Un portrait au vitriol de Bill Cosby
“David ne s’est jamais intéressé à l’objectivité, il croit au pouvoir d’une bonne histoire face à une chronique argumentée de huit cents mots. L’arc narratif est le cheval de Troie qui permet de faire éclater les idées les plus radicales et de transformer la cité”, écrivait Coates en mémoire à son ami mort l’année dernière. Un mantra qui ne le quittera plus.
Père à 24 ans d’un petit Samori (en référence à un leader d’Afrique de l’Ouest qui a résisté aux forces coloniales françaises au XIXe siècle), Ta-Nehisi galère de rédaction en rédaction avant d’être embauché à The Atlantic. Son premier coup : un portrait de Bill Cosby, accusé de piétiner les valeurs afro-américaines, intitulé “C’est comme ça qu’on a perdu face à l’homme blanc”. Déjà à l’époque, le papier crée la controverse.
“A Paris, je suis un Américain avant d’être un Noir”
“Quand les gens qui ne sont pas noirs s’intéressent à ce que je fais, franchement, je suis toujours surpris, confie Coates au magazine New York. Peut-être que j’ai de faibles attentes à l’égard des Blancs.” A l’heure actuelle, Coates ne rencontre pas d’opposition frontale. Les conservateurs ne se sont pas encore intéressés à lui et les libéraux antistructuralistes se sont évanouis dans la nature. “En fait, l’idée que le progrès n’est pas inévitable fait son bout de chemin au sein de la gauche américaine”, estime le journaliste britannique Simon Kuper.

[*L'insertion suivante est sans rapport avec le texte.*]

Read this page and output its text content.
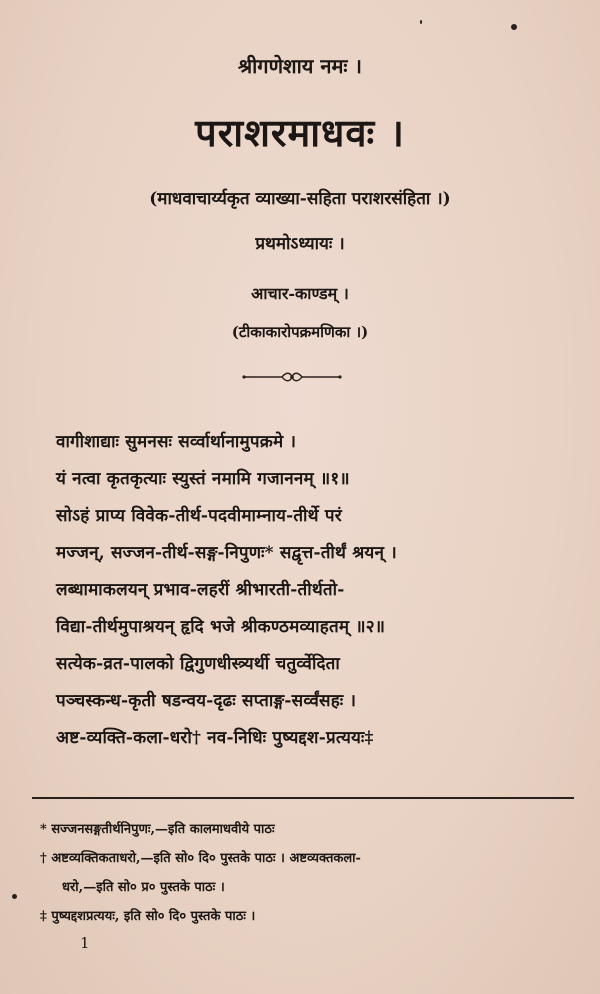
श्रीगणेशाय नमः ।
पराशरमाधवः ।
(माधवाचार्य्यकृत व्याख्या-सहिता पराशरसंहिता ।)
प्रथमोऽध्यायः ।
आचार-काण्डम् ।
(टीकाकारोपक्रमणिका ।)
वागीशाद्याः सुमनसः सर्व्वार्थानामुपक्रमे ।
यं नत्वा कृतकृत्याः स्युस्तं नमामि गजाननम् ॥१॥
सोऽहं प्राप्य विवेक-तीर्थ-पदवीमाम्नाय-तीर्थे परं
मज्जन्, सज्जन-तीर्थ-सङ्ग-निपुणः* सद्वृत्त-तीर्थं श्रयन् ।
लब्धामाकलयन् प्रभाव-लहरीं श्रीभारती-तीर्थतो-
विद्या-तीर्थमुपाश्रयन् हृदि भजे श्रीकण्ठमव्याहतम् ॥२॥
सत्येक-व्रत-पालको द्विगुणधीस्त्र्यर्थी चतुर्व्वेदिता
पञ्चस्कन्ध-कृती षडन्वय-दृढः सप्ताङ्ग-सर्व्वंसहः ।
अष्ट-व्यक्ति-कला-धरो† नव-निधिः पुष्यद्दश-प्रत्ययः‡
* सज्जनसङ्गतीर्थनिपुणः,—इति कालमाधवीये पाठः
† अष्टव्यक्तिकताधरो,—इति सो० दि० पुस्तके पाठः । अष्टव्यक्तकला-
धरो,—इति सो० प्र० पुस्तके पाठः ।
‡ पुष्यद्दशप्रत्ययः, इति सो० दि० पुस्तके पाठः ।
1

Loin du tumulte de la présidentielle US, Ta-Nehisi Coates s’est installé en famille à Paris. “Ici, je suis un Américain avant d’être un Noir”, dit-il au Financial Times. Entre deux cours de français, Coates observe la ville : “Quand je vois des gens ouvrir des bouteilles de vin au canal Saint-Martin, dans mes yeux d’Américain je vois un espace public où une bagarre pourrait éclater et quelqu’un pointer une arme à feu.” Aux yeux de Coates, tout est chaos.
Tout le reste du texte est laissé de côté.